Od Długosza dowiadujemy się, że w 1440 r., w wiosce Sulimczyków, stał drewniany kościół parafialny pod wezwaniem św. Mikołaja, biskupa wyznawcy. Wtedy jeszcze nie było Lasocina. Dopiero w przeszło sto lat później, Andrzej Lasota z Łopiennika i jego żona Barbara z Dębna właśnie, na gruntach tej wsi założyli miasto Lassotów (Lasocin). a że byli wyznawcami nowej protestanckiej religii więc zamiast kościoła katolickiego, jak to tradycja nakazywała, wznieśli zbór kalwiński. Być może to był jeden z powodów założenia miasta. Przez pewien czas katolicy mogli modlić się w Dębnie, zaś zwolennicy reformacji w Lasocinie. Ks. Jan Wiśniewski w "Dekanacie Opatowskim", powołując się na "akta wizyty Kaźmierskiego", pisze, iż "... gdy Lasota założył miasto Lasocin, to (w jakiś czas potem) dawny w Dębnie kościół zburzył i z poświęconego materiału zbudował obory, za co spotkała go kara Boża, bo mu woły popadały...".
Ostatecznie parafia w Dębnie przestała istnieć wtedy, kiedy Lasocin powrócił na łono katolicyzmu, a kolejny właściciel Lasocina Zbigniew Oleśnicki ok. 1662 r. wystawił w mieście nowy kościół. Resztki wyposażenia z kościoła w Dębnie trafiły do lasocińskiej świątyni.
Tradycja miejsca sakralnego, a także cmentarza w Dębnie przetrwała do dzisiaj.
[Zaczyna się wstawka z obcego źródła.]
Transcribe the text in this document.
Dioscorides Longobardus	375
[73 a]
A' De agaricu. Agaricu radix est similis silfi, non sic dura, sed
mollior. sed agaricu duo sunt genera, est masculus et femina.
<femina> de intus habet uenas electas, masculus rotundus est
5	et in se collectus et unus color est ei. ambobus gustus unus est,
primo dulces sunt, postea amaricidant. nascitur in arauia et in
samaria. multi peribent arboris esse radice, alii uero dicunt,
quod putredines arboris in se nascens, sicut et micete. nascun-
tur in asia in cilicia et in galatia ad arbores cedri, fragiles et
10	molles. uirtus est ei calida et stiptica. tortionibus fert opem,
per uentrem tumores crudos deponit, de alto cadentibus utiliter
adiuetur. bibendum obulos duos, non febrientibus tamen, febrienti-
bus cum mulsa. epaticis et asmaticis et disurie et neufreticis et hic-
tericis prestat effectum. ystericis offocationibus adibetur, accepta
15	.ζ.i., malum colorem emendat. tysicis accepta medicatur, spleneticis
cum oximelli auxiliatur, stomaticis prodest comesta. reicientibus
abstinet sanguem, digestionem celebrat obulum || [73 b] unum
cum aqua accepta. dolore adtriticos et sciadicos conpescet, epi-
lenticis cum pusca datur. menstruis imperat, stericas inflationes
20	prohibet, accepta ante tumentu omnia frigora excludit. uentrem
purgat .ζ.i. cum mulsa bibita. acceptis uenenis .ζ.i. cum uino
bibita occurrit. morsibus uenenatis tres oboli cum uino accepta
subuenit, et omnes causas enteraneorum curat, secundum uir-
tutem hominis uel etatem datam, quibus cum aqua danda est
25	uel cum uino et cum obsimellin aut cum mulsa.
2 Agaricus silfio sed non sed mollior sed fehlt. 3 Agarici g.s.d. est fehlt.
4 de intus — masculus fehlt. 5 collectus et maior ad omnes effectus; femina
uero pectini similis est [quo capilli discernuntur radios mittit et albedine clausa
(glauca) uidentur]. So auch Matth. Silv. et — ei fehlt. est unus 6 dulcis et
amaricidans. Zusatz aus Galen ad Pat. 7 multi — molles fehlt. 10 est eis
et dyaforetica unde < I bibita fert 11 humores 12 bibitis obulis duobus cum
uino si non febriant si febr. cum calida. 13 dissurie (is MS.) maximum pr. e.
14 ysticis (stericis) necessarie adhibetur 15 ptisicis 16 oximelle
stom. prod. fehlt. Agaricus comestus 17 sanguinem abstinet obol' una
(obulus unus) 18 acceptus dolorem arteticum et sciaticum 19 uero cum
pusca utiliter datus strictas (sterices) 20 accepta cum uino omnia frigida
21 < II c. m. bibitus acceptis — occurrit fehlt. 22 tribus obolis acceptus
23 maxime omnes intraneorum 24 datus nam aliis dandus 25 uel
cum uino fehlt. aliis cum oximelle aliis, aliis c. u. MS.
Najstarsi mieszkańcy umieją pokazać leśny zagajnik na wzniesieniu (z tyłu placówki, na której stoi remiza), gdzie stał kościół i był cmentarz. Dębno położone jest częściowo na ziemiach nizinnych, a częściowo na wzniesieniach. Występujące tu częściowo dobre, choć trudniejsze do uprawy gleby, dawały wsi przez wieki względnie znośną egzystencję. Jednak wielka historia nie ominęła wsi. Najpierw Dębno przeżyło I-wszą wojnę światową, kiedy to wojska (w tym również legioniści J. Piłsudskiego) przetaczały się wiejskim gościńcem do przeprawy. Zresztą bliskość Rachowa, Annopola i możliwość przeprawy przez Wisłę była powodem obecności wojska w tej okolicy już podczas powstania listopadowego i powstania styczniowego.
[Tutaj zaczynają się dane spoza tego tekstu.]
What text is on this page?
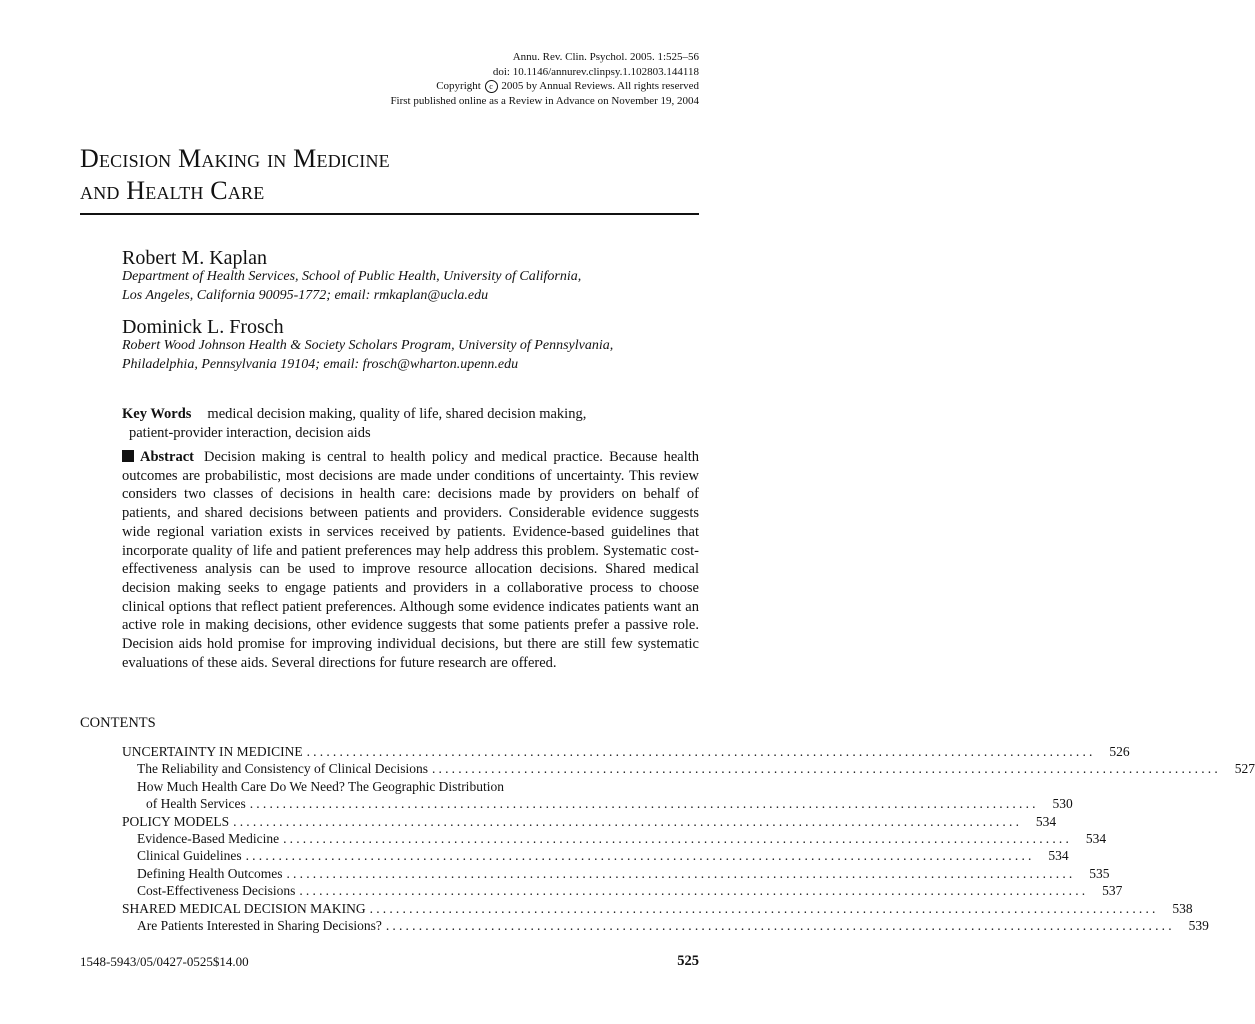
Annu. Rev. Clin. Psychol. 2005. 1:525–56
doi: 10.1146/annurev.clinpsy.1.102803.144118
Copyright c 2005 by Annual Reviews. All rights reserved
First published online as a Review in Advance on November 19, 2004
Decision Making in Medicine
and Health Care
Robert M. Kaplan
Department of Health Services, School of Public Health, University of California,
Los Angeles, California 90095-1772; email: rmkaplan@ucla.edu
Dominick L. Frosch
Robert Wood Johnson Health & Society Scholars Program, University of Pennsylvania,
Philadelphia, Pennsylvania 19104; email: frosch@wharton.upenn.edu
Key Words medical decision making, quality of life, shared decision making,
patient-provider interaction, decision aids
Abstract Decision making is central to health policy and medical practice. Because health outcomes are probabilistic, most decisions are made under conditions of uncertainty. This review considers two classes of decisions in health care: decisions made by providers on behalf of patients, and shared decisions between patients and providers. Considerable evidence suggests wide regional variation exists in services received by patients. Evidence-based guidelines that incorporate quality of life and patient preferences may help address this problem. Systematic cost-effectiveness analysis can be used to improve resource allocation decisions. Shared medical decision making seeks to engage patients and providers in a collaborative process to choose clinical options that reflect patient preferences. Although some evidence indicates patients want an active role in making decisions, other evidence suggests that some patients prefer a passive role. Decision aids hold promise for improving individual decisions, but there are still few systematic evaluations of these aids. Several directions for future research are offered.
CONTENTS
UNCERTAINTY IN MEDICINE ........................................................................................................................	526
The Reliability and Consistency of Clinical Decisions ........................................................................................................................	527
How Much Health Care Do We Need? The Geographic Distribution
of Health Services ........................................................................................................................	530
POLICY MODELS ........................................................................................................................	534
Evidence-Based Medicine ........................................................................................................................	534
Clinical Guidelines ........................................................................................................................	534
Defining Health Outcomes ........................................................................................................................	535
Cost-Effectiveness Decisions ........................................................................................................................	537
SHARED MEDICAL DECISION MAKING ........................................................................................................................	538
Are Patients Interested in Sharing Decisions? ........................................................................................................................	539
1548-5943/05/0427-0525$14.00	525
Jednak największą tragedię przeżyło Dębno podczas frontu w II-ej połowie 1944 r. i na początku roku następnego. Kilkunastu mieszkańców wsi straciło życie, a niemal wszyscy dębnianie stracili dobytek: domy, zagrody, inwentarz żywy i plony. Na szczęście została rola, choć naszpikowana śmiercionośnymi "owocami wojny". Po wojnie kilkanaście lat trwało odbudowywanie wsi. z upływem czasu cywilizacja wkraczała na wieś: przypłynął prąd, lepsza droga otwarła Dębno do świata, do szkół i pracy w mieście, zbudowano nową okazałą szkołę.
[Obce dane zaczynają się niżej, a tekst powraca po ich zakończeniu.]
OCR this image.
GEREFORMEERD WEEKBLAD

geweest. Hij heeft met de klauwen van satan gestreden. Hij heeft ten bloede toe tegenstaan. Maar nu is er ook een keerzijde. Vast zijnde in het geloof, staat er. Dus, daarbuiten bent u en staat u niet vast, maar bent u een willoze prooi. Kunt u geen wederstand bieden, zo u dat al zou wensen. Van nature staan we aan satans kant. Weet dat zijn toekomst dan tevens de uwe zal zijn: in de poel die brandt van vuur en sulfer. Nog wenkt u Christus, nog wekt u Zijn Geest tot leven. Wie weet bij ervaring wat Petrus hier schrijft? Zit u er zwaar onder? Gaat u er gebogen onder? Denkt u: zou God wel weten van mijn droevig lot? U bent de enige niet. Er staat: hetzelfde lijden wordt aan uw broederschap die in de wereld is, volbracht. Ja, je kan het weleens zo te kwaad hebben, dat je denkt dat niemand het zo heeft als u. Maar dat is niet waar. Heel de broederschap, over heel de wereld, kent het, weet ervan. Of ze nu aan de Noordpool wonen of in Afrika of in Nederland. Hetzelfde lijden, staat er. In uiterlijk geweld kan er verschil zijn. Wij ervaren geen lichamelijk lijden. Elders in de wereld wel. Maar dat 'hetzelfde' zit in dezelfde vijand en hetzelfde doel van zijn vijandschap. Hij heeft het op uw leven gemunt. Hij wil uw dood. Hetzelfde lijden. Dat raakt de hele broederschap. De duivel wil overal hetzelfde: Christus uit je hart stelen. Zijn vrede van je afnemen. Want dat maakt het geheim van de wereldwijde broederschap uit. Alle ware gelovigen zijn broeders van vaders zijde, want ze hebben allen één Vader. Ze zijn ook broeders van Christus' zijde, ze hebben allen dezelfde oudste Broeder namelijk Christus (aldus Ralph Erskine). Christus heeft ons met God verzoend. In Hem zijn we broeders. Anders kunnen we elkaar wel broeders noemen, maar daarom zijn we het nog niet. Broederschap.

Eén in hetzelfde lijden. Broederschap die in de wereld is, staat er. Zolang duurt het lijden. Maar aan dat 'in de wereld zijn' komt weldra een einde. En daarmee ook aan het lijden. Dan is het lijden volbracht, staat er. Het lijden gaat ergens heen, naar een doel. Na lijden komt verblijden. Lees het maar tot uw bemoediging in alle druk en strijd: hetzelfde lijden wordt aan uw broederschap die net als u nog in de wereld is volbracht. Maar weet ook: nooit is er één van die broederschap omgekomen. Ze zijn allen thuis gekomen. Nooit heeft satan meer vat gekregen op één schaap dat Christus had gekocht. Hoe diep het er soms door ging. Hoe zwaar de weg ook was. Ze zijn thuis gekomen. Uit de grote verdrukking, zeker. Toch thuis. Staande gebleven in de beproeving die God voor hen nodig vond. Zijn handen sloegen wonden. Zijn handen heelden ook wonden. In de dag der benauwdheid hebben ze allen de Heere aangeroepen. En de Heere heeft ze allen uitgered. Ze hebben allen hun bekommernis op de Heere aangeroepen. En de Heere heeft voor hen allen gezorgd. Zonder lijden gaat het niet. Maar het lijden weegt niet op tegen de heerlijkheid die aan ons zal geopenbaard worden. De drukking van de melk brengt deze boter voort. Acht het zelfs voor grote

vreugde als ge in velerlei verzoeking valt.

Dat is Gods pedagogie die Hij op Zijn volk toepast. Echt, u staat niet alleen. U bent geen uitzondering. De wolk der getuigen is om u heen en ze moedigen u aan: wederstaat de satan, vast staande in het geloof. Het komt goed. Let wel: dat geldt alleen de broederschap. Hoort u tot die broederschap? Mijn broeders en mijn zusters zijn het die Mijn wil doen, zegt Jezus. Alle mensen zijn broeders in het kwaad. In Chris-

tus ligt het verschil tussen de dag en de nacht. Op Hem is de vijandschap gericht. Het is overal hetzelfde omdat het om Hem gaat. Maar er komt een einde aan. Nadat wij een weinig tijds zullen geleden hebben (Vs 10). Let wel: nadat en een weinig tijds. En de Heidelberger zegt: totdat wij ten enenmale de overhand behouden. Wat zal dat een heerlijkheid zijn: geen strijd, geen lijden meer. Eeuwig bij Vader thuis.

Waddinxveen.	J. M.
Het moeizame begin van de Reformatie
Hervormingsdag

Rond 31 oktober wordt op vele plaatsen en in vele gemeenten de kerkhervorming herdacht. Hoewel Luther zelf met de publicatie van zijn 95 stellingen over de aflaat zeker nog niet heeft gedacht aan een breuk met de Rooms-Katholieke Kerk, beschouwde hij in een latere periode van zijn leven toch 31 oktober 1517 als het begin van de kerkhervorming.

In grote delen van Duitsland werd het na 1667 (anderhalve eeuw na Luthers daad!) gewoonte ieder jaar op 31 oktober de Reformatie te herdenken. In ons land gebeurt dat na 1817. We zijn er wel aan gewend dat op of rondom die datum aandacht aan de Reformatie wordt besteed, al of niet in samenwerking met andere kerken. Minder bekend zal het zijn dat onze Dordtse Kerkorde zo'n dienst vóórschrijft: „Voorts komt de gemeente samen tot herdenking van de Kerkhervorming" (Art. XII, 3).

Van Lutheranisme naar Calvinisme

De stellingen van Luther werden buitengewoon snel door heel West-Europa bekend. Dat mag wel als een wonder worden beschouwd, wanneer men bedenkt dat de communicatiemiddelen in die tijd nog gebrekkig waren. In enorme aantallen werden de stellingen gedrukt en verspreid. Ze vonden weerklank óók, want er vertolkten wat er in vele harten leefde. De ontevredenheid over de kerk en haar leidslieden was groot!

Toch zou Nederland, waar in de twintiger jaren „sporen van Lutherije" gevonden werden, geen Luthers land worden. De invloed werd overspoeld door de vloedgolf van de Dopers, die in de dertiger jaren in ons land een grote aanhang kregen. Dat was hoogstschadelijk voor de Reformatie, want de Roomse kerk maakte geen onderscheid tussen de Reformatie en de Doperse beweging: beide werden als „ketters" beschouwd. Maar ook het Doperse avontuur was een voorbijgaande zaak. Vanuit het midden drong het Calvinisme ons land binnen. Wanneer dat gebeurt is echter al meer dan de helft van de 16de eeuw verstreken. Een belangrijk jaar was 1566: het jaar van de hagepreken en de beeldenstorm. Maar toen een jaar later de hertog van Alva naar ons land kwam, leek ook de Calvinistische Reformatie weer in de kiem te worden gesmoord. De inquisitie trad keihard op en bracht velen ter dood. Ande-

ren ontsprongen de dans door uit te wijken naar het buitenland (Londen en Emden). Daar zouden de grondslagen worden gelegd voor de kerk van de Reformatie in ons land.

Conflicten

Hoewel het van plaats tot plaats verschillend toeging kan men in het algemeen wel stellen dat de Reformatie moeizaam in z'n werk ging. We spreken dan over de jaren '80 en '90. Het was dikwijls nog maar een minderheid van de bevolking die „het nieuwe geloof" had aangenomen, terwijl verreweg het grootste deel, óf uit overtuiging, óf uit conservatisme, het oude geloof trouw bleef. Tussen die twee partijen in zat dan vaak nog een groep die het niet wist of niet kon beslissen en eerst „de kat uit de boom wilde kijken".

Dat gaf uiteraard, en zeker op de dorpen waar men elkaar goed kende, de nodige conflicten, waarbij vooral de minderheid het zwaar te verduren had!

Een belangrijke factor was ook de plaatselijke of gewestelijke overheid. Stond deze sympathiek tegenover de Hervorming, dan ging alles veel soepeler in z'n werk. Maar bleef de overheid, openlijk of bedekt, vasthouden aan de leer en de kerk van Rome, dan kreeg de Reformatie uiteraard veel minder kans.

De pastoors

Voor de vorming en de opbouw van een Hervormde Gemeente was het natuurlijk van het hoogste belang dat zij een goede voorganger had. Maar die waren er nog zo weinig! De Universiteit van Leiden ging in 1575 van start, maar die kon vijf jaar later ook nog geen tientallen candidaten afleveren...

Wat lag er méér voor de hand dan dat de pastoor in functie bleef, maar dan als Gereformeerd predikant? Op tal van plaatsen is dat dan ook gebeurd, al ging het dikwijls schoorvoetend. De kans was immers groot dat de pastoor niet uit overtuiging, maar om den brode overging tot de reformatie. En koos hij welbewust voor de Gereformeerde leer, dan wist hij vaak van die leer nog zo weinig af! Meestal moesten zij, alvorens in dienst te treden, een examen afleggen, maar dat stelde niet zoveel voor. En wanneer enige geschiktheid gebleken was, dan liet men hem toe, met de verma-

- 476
Dziś Dębno staje przed nowym wyzwaniem. Podobnie jak inne wioski nadwiślańskie tej części gminy, Dębno przeżywa kryzys demograficzny i ekonomiczny - co może w przyszłości doprowadzić do zniknięcia tej miejscowości z mapy. Jednak powstające tu nowe domy oraz naprawianie starych napawa optymizmem. Dębno może stać się nowym typem wioski - a więc miejscem egzystencji nie tylko dla rolników, ale także dla tych, którzy chcą tu mieszkać dla urody tej wsi, jej ekologicznych i wypoczynkowych walorów.